My basic process is the same for all dyes – the only variable is the dye material. I’ve included details about 3 of my favorite wildflower dyes – but be ready to enjoy and experiment with natural materials and amounts of your own, because all that variety is definitely part of the fun!
Note: Batch sizes for my 6 qt pot look like: 5 dinner napkins & 1 tea towel – or 2 window panels 36″ square – or 2 yards of muslin at 44″ width.
Natural Dyes, Step-by-Step
Step 1: Scour. I scour muslin ahead of time for future projects so that it’s ready and waiting to dye. You can scour by hand, scrubbing under hot water, or run your fabric through a hot water wash and dry cycle.

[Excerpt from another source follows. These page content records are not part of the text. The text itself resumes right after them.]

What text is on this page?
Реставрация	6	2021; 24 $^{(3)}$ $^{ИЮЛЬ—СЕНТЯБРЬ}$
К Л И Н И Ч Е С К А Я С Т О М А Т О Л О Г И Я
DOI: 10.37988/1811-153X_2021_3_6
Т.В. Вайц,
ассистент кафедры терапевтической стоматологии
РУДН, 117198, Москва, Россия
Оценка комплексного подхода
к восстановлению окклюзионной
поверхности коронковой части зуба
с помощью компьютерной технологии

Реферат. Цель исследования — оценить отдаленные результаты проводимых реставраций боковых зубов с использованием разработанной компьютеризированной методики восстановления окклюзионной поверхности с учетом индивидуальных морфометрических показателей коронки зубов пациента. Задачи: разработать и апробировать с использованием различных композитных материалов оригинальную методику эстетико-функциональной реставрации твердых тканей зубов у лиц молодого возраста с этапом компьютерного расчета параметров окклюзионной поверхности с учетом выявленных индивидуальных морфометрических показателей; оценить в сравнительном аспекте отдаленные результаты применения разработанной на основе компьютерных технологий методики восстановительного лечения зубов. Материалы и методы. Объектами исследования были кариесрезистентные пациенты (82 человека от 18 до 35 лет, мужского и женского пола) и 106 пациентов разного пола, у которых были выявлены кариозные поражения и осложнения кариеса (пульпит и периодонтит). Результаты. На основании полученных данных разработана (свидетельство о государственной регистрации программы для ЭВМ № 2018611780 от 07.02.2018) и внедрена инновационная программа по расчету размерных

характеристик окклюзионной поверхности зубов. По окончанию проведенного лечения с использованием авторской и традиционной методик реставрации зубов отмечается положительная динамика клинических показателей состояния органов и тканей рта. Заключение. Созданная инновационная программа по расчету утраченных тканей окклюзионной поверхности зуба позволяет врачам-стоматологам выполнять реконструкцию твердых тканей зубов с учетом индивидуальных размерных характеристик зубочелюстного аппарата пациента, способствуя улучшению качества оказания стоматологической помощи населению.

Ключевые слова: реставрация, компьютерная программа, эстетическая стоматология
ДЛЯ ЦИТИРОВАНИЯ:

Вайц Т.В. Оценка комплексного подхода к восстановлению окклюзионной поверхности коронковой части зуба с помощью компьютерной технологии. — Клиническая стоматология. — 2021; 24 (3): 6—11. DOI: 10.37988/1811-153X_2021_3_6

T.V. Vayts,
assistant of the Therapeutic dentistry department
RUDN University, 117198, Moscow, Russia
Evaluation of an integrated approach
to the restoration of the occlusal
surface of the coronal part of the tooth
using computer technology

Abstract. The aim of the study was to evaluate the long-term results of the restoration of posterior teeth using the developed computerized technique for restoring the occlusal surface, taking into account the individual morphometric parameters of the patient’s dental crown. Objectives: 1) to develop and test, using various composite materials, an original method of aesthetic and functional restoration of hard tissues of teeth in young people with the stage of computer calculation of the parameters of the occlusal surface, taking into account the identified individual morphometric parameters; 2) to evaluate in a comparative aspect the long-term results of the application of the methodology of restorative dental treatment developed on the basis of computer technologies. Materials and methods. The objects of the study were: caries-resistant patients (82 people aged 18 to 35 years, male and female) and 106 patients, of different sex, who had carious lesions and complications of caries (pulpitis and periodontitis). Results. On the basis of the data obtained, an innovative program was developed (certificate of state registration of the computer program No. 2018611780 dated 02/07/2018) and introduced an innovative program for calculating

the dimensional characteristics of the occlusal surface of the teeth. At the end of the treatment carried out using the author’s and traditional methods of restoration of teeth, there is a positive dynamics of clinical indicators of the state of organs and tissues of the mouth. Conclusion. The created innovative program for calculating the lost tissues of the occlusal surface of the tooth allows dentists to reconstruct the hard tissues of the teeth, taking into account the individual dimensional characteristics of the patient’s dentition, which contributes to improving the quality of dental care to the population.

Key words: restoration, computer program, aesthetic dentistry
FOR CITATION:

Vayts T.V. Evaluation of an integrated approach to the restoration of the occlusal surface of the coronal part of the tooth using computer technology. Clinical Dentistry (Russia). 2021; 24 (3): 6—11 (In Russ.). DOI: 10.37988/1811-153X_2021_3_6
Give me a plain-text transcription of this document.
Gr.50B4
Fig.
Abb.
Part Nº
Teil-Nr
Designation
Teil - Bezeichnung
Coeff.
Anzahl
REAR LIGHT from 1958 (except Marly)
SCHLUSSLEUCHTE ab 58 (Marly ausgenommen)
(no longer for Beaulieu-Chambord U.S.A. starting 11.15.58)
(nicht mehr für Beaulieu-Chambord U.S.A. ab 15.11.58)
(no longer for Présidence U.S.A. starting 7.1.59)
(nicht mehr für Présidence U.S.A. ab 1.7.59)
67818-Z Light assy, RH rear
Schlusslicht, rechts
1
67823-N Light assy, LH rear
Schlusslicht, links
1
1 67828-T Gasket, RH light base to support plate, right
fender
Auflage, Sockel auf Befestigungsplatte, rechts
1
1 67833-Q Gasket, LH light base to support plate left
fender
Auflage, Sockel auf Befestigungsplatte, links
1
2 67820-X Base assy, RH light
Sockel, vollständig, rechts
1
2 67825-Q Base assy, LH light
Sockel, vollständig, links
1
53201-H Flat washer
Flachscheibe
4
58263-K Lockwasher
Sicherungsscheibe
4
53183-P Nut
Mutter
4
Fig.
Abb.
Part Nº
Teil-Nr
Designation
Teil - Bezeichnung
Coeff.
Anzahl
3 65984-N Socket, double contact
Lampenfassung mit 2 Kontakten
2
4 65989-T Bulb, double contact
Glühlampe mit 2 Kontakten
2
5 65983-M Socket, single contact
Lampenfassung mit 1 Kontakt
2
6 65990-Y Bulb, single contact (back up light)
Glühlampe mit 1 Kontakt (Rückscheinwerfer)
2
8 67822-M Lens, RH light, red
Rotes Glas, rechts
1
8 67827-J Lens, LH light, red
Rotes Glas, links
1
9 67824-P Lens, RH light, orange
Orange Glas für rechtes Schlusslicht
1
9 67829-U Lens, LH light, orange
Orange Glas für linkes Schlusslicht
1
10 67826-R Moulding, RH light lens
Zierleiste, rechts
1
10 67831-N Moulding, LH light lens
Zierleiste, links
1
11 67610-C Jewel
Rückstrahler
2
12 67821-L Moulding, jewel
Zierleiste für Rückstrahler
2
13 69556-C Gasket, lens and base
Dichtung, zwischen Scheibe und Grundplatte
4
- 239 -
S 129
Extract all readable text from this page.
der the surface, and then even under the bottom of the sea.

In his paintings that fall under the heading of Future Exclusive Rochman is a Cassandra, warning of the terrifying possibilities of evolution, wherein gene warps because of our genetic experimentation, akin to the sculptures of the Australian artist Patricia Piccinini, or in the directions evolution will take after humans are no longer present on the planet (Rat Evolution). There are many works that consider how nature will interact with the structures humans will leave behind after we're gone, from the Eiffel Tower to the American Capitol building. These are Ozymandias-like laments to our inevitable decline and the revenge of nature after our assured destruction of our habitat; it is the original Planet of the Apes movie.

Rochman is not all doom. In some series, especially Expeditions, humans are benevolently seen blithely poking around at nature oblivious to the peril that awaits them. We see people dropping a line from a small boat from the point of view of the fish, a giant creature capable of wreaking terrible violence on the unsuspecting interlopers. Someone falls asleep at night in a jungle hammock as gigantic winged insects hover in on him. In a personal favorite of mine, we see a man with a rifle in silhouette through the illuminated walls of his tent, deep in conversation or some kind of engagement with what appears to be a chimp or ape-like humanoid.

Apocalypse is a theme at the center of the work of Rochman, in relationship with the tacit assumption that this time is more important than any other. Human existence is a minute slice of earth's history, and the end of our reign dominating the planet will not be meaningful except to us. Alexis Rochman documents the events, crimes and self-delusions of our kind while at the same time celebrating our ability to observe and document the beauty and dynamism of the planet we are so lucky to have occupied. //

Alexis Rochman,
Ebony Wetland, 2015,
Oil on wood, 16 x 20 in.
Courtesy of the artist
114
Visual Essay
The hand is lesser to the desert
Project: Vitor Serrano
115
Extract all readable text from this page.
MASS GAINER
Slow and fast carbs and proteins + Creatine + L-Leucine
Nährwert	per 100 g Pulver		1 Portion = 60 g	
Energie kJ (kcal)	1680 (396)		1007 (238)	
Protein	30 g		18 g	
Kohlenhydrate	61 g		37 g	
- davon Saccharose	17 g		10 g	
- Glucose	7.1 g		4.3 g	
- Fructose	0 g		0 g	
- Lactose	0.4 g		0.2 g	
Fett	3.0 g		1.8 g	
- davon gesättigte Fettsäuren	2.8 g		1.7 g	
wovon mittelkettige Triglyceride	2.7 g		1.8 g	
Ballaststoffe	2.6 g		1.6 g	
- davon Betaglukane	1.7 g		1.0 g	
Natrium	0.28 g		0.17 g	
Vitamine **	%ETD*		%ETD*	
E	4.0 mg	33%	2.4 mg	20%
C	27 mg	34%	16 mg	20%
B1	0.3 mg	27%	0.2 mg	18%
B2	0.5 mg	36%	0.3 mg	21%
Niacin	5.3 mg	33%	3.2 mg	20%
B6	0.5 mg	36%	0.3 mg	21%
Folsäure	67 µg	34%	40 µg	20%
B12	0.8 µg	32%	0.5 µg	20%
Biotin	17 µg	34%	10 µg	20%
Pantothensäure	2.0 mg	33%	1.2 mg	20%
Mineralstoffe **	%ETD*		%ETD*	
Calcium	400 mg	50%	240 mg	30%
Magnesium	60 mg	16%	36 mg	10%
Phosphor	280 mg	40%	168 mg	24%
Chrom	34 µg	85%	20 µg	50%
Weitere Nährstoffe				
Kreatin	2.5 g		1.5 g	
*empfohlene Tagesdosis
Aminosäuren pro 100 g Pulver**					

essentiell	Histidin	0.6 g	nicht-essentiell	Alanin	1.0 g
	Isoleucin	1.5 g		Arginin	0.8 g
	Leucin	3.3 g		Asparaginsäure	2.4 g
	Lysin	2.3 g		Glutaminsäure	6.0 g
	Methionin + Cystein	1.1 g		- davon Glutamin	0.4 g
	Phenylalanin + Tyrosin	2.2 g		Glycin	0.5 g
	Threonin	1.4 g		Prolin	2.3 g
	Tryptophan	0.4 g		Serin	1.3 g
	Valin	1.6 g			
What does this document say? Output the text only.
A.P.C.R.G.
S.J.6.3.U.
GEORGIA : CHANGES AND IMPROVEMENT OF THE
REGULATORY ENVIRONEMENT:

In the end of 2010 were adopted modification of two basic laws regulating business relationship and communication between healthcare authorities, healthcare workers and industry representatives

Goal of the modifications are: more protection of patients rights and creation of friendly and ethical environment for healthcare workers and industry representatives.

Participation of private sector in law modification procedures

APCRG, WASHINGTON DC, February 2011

Step 2: Mordant. Place muslin into stainless steel pot and fill with water to cover. Add 1 Tbsp of alum and bring to a boil, using the wooden spatula to periodically dunk and stir the fabric in the bath. Allow to simmer for 1 hour. Transfer fabric from pot to bowl and discard alum bath.
Step 3: Gather. Take the scissors and the pot out into the field. Enjoy the sunshine, listen to the birds, look for butterflies, and gather the material for your dye project directly into the pot. (See below for recommended amounts for my 3 favorite wildflower dyes!)
Step 4: Make Dye. Cover dye material with water and bring to a boil. Simmer for one hour.
Step 5: Dye Bath. Place strainer over mixing bowl containing mordanted fabric. Pour dye bath over fabric. Leave to soak overnight. I use the lid from my pot to cover the bowl.
Step 6: Finish. In the morning, remove the fabric from the dye bath, rinse with cool water, and hang to dry. Enjoy the beauty of wildflower color captured in fiber!
A Few of My Favorite Dyes
Goldenrod: Fill pot loosely with blossoms. Cover with water, bring to a boil with the lid on, and simmer for 1 hour. The first dye will be a strong golden-yellow. You can re-use the dye bath for a softer yellow.
Hopi Black Dye Sunflower: Remove ripe seeds by rubbing. These seeds will stain your fingers – use gloves! 1 c seeds for every 2 qts water makes a strong dye. Bring to a boil with the lid on, and simmer for 15 mins. The first dye will be a deep purple-black. Re-using this dye bath will yield softer shades of lavender and smoky gray.
Sulfur Cosmos: Fill pot loosely with blossoms. Cover with water, bring to a boil with the lid on, and simmer for about 15 minutes until the liquid turns a deep red-orange.
This, of course, is only the beginning! With a few kitchen tools, a simple process, and some sunny summer days, your imagination is the limit. Let me know what you discover!